Narrative of Remarkable Criminal Trials
The Narrative was Lucie Duff Gordon’s anthology of crime stories from the Bavarian judge and legislator, Paul Anselm Ritter von Feuerbach. Feuerbach spearheaded the legislative reform to repeal Bavaria’s version of the Constitutio Criminalis Carolina, a 300-year-old criminal code of the Holy Roman Empire. Bavaria passed Feuerbach’s new criminal code in 1813. Much of Germany later followed suit, basing their new codes on Feuerbach’s reform.
In her preface, Lucie Duff Gordon praised Germany’s criminal justice system. She suggested that Bavaria’s slow and thorough approach to trials resulted in lower rate of false convictions of innocent men than in England. The English, she suggested, would be wise to look across to the continent and learn something from the Bavarians.
Lucie Duff Gordon went on to write and publish her own works.

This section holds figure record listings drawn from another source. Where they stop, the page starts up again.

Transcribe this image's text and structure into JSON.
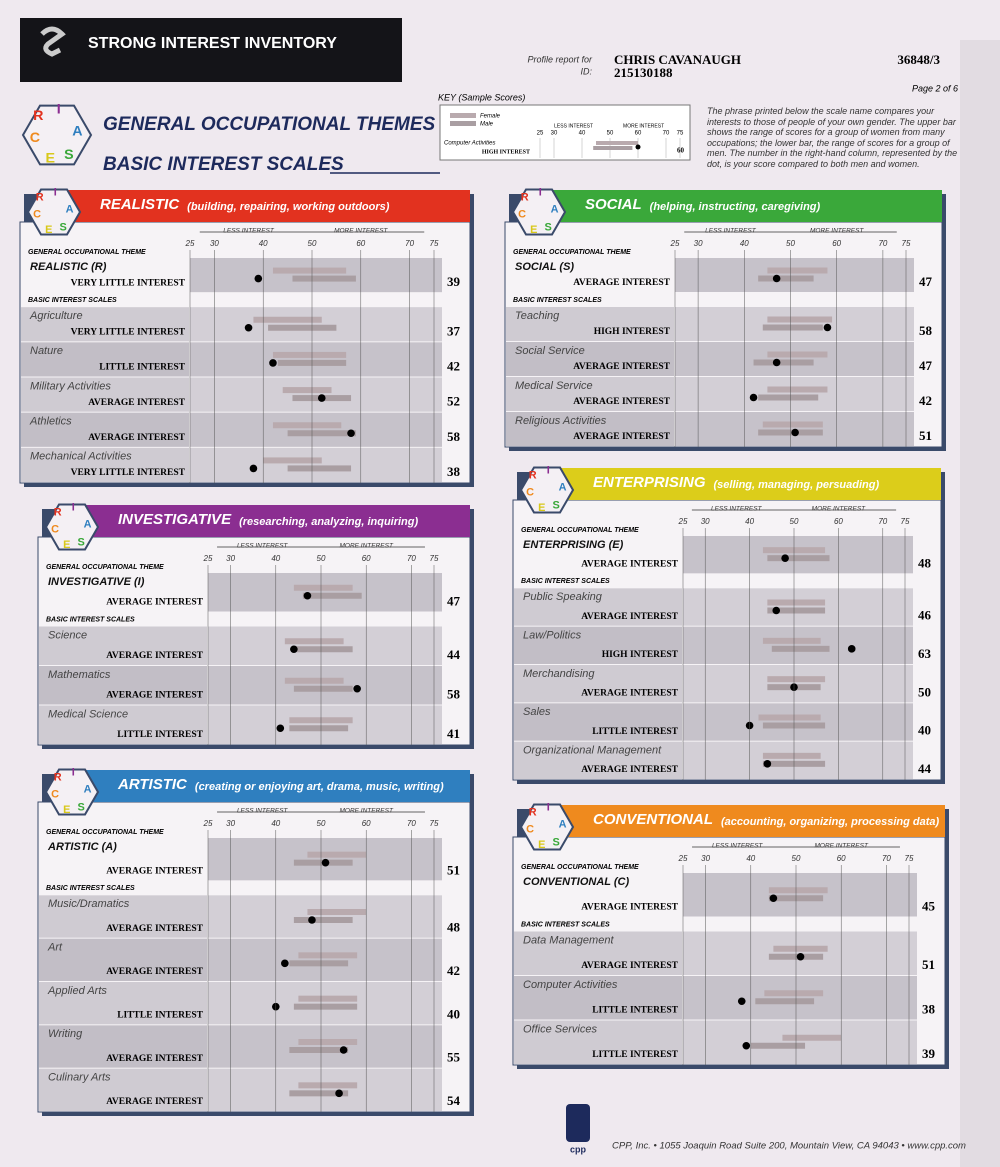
{
  "header": {
    "brand": "STRONG INTEREST INVENTORY",
    "profile_label": "Profile report for",
    "id_label": "ID:",
    "name": "CHRIS CAVANAUGH",
    "id": "215130188",
    "code": "36848/3",
    "page": "Page 2 of 6"
  },
  "titles": {
    "got": "GENERAL OCCUPATIONAL THEMES",
    "bis": "BASIC INTEREST SCALES"
  },
  "hex_letters": [
    "R",
    "I",
    "A",
    "S",
    "E",
    "C"
  ],
  "scale_ticks": [
    25,
    30,
    40,
    50,
    60,
    70,
    75
  ],
  "less_interest": "LESS INTEREST",
  "more_interest": "MORE INTEREST",
  "got_label": "GENERAL OCCUPATIONAL THEME",
  "bis_label": "BASIC INTEREST SCALES",
  "key": {
    "title": "KEY (Sample Scores)",
    "female": "Female",
    "male": "Male",
    "sample": {
      "name": "Computer Activities",
      "level": "HIGH INTEREST",
      "score": 60,
      "female": [
        45,
        60
      ],
      "male": [
        44,
        58
      ]
    },
    "description": "The phrase printed below the scale name compares your interests to those of people of your own gender. The upper bar shows the range of scores for a group of women from many occupations; the lower bar, the range of scores for a group of men. The number in the right-hand column, represented by the dot, is your score compared to both men and women."
  },
  "sections": [
    {
      "title": "REALISTIC",
      "subtitle": "(building, repairing, working outdoors)",
      "color": "#e2321f",
      "theme": {
        "name": "REALISTIC (R)",
        "level": "VERY LITTLE INTEREST",
        "score": 39,
        "female": [
          42,
          57
        ],
        "male": [
          46,
          59
        ]
      },
      "scales": [
        {
          "name": "Agriculture",
          "level": "VERY LITTLE INTEREST",
          "score": 37,
          "female": [
            38,
            52
          ],
          "male": [
            41,
            55
          ]
        },
        {
          "name": "Nature",
          "level": "LITTLE INTEREST",
          "score": 42,
          "female": [
            42,
            57
          ],
          "male": [
            43,
            57
          ]
        },
        {
          "name": "Military Activities",
          "level": "AVERAGE INTEREST",
          "score": 52,
          "female": [
            44,
            54
          ],
          "male": [
            46,
            58
          ]
        },
        {
          "name": "Athletics",
          "level": "AVERAGE INTEREST",
          "score": 58,
          "female": [
            42,
            56
          ],
          "male": [
            45,
            59
          ]
        },
        {
          "name": "Mechanical Activities",
          "level": "VERY LITTLE INTEREST",
          "score": 38,
          "female": [
            40,
            52
          ],
          "male": [
            45,
            58
          ]
        }
      ]
    },
    {
      "title": "INVESTIGATIVE",
      "subtitle": "(researching, analyzing, inquiring)",
      "color": "#8b2e91",
      "theme": {
        "name": "INVESTIGATIVE (I)",
        "level": "AVERAGE INTEREST",
        "score": 47,
        "female": [
          44,
          57
        ],
        "male": [
          46,
          59
        ]
      },
      "scales": [
        {
          "name": "Science",
          "level": "AVERAGE INTEREST",
          "score": 44,
          "female": [
            42,
            55
          ],
          "male": [
            44,
            57
          ]
        },
        {
          "name": "Mathematics",
          "level": "AVERAGE INTEREST",
          "score": 58,
          "female": [
            42,
            55
          ],
          "male": [
            44,
            57
          ]
        },
        {
          "name": "Medical Science",
          "level": "LITTLE INTEREST",
          "score": 41,
          "female": [
            43,
            57
          ],
          "male": [
            43,
            56
          ]
        }
      ]
    },
    {
      "title": "ARTISTIC",
      "subtitle": "(creating or enjoying art, drama, music, writing)",
      "color": "#2f7fbf",
      "theme": {
        "name": "ARTISTIC (A)",
        "level": "AVERAGE INTEREST",
        "score": 51,
        "female": [
          47,
          60
        ],
        "male": [
          44,
          57
        ]
      },
      "scales": [
        {
          "name": "Music/Dramatics",
          "level": "AVERAGE INTEREST",
          "score": 48,
          "female": [
            47,
            60
          ],
          "male": [
            44,
            57
          ]
        },
        {
          "name": "Art",
          "level": "AVERAGE INTEREST",
          "score": 42,
          "female": [
            45,
            58
          ],
          "male": [
            43,
            56
          ]
        },
        {
          "name": "Applied Arts",
          "level": "LITTLE INTEREST",
          "score": 40,
          "female": [
            45,
            58
          ],
          "male": [
            44,
            58
          ]
        },
        {
          "name": "Writing",
          "level": "AVERAGE INTEREST",
          "score": 55,
          "female": [
            45,
            58
          ],
          "male": [
            43,
            56
          ]
        },
        {
          "name": "Culinary Arts",
          "level": "AVERAGE INTEREST",
          "score": 54,
          "female": [
            45,
            58
          ],
          "male": [
            43,
            56
          ]
        }
      ]
    },
    {
      "title": "SOCIAL",
      "subtitle": "(helping, instructing, caregiving)",
      "color": "#3aa83a",
      "theme": {
        "name": "SOCIAL (S)",
        "level": "AVERAGE INTEREST",
        "score": 47,
        "female": [
          45,
          58
        ],
        "male": [
          43,
          55
        ]
      },
      "scales": [
        {
          "name": "Teaching",
          "level": "HIGH INTEREST",
          "score": 58,
          "female": [
            45,
            59
          ],
          "male": [
            44,
            57
          ]
        },
        {
          "name": "Social Service",
          "level": "AVERAGE INTEREST",
          "score": 47,
          "female": [
            45,
            58
          ],
          "male": [
            42,
            55
          ]
        },
        {
          "name": "Medical Service",
          "level": "AVERAGE INTEREST",
          "score": 42,
          "female": [
            45,
            58
          ],
          "male": [
            43,
            56
          ]
        },
        {
          "name": "Religious Activities",
          "level": "AVERAGE INTEREST",
          "score": 51,
          "female": [
            44,
            57
          ],
          "male": [
            43,
            57
          ]
        }
      ]
    },
    {
      "title": "ENTERPRISING",
      "subtitle": "(selling, managing, persuading)",
      "color": "#dccd1a",
      "theme": {
        "name": "ENTERPRISING (E)",
        "level": "AVERAGE INTEREST",
        "score": 48,
        "female": [
          43,
          57
        ],
        "male": [
          44,
          58
        ]
      },
      "scales": [
        {
          "name": "Public Speaking",
          "level": "AVERAGE INTEREST",
          "score": 46,
          "female": [
            44,
            57
          ],
          "male": [
            44,
            57
          ]
        },
        {
          "name": "Law/Politics",
          "level": "HIGH INTEREST",
          "score": 63,
          "female": [
            43,
            56
          ],
          "male": [
            45,
            58
          ]
        },
        {
          "name": "Merchandising",
          "level": "AVERAGE INTEREST",
          "score": 50,
          "female": [
            44,
            57
          ],
          "male": [
            44,
            56
          ]
        },
        {
          "name": "Sales",
          "level": "LITTLE INTEREST",
          "score": 40,
          "female": [
            42,
            56
          ],
          "male": [
            43,
            57
          ]
        },
        {
          "name": "Organizational Management",
          "level": "AVERAGE INTEREST",
          "score": 44,
          "female": [
            43,
            56
          ],
          "male": [
            43,
            57
          ]
        }
      ]
    },
    {
      "title": "CONVENTIONAL",
      "subtitle": "(accounting, organizing, processing data)",
      "color": "#ef8a1e",
      "theme": {
        "name": "CONVENTIONAL (C)",
        "level": "AVERAGE INTEREST",
        "score": 45,
        "female": [
          44,
          57
        ],
        "male": [
          44,
          56
        ]
      },
      "scales": [
        {
          "name": "Data Management",
          "level": "AVERAGE INTEREST",
          "score": 51,
          "female": [
            45,
            57
          ],
          "male": [
            44,
            56
          ]
        },
        {
          "name": "Computer Activities",
          "level": "LITTLE INTEREST",
          "score": 38,
          "female": [
            43,
            56
          ],
          "male": [
            41,
            54
          ]
        },
        {
          "name": "Office Services",
          "level": "LITTLE INTEREST",
          "score": 39,
          "female": [
            47,
            60
          ],
          "male": [
            40,
            52
          ]
        }
      ]
    }
  ],
  "footer": {
    "logo": "cpp",
    "address": "CPP, Inc. • 1055 Joaquin Road Suite 200, Mountain View, CA 94043 • www.cpp.com"
  }
}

Her most famous were Letters from Egypt (1865) and Last Letters from Egypt (1875).
Do you know of any female true crime authors in the English language prior to 1846? Knowledge is a cooperative effort, and perhaps a reader knows of another author.
Literature on point
Pamela Burger, “The Bloody Origins of the True Crime Genre,” JSTOR Daily (August 24, 2016).
P.J.A. Feuerbach, Aktenmäßige Darstellung merkwürdiger Verbrechen, (Giessen: Heyer, 1828).
Lady Duff Gordon, Narrative of Remarkable Criminal Trials (New York: Harper & Brothers, 1846).
Gail K. Hart, Freidrich Schiller: Crime, Aesthetics, and the Poetics of Punishment (Newark: University of Delaware Press 2005)
Jeffrey L. High, Schiller’s Literary Prose Works: New Translations and Critical Essays (Rochester, New York: Camden House 2008)
Stephanie Hilger, “The Murderess on Stage: Christine Westphalen’s Charlotte Corday (1804),” in Women and Death 3: Women’s Representations of Death in German Culture since 1500 (Clare Bielby & Anna Richards, eds.) (Rochester, NY: Camden House 2010) 71-87.
U.S. National Library of Medicine, “Most Horrible and Shocking Murders: True Crime Murder Pamphlets” (2010).
Gordon Waterfield, Lucie Duff Gordon in England, South Africa and Egypt (E.P. Dutton & Company, 1937).